Redford the actor doesn't fare quite as well, perhaps because it is the first time he has to work with Redford the director. He seems unable to make up his mind whether he wants to play a romantic lead, with emphasis on small telling details - glances, touches, semi-smiles with the corner of the mouth - or a mythical figure, straight out of John Wayne's repertoire. Each of these halves would be fine by itself, but they don't co-exist that well.

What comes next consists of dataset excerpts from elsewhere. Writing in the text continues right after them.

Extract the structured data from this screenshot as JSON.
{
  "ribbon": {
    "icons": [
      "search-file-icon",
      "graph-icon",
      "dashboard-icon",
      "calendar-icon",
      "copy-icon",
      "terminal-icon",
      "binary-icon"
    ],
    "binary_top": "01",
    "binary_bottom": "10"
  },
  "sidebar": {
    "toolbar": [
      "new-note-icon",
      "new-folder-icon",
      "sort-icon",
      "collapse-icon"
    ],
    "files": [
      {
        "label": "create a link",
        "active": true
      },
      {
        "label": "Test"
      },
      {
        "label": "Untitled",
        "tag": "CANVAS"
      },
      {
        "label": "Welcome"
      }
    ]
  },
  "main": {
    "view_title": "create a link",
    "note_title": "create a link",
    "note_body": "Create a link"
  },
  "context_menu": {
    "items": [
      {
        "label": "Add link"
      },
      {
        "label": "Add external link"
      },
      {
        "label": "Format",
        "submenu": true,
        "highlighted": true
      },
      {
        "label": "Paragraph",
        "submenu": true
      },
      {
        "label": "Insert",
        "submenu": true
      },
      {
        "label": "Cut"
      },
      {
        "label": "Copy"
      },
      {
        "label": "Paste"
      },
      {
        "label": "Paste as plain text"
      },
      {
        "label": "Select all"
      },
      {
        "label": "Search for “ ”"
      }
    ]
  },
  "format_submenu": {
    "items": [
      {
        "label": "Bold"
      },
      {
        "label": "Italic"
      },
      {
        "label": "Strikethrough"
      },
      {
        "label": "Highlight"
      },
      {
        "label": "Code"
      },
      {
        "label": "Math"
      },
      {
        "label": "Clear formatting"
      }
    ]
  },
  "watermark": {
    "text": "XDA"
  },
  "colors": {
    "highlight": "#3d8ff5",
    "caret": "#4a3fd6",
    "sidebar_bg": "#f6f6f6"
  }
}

Combining these disparate halves would have been impossible if not for Kristin Scott Thomas. Hers is an utterly amazing performance, which works both as an archetype of an overworked, career-targeting city dweller, and as a very specific, and very human, woman. As a matter of fact, after seeing Scott Thomas in Four Weddings and a Funeral, The English Patient, and here, I suspect there are no limits to her acting range. An aside: in the early scenes, when she's a high-strung New York magazine editor, I imagined her, with deep-set eyes, clenched teeth, and square jaw, in some sort of a sci-fi action film, battling aliens alongside Sigourney Weaver.

While not great, The Horse Whisperer is the first good movie of 1998. In the middle of the film there is a sequence of Redford and Scott Thomas riding together across the Montana pastures. It is the most cinematically electrifying sequence I've seen since, I'd say, Titanic.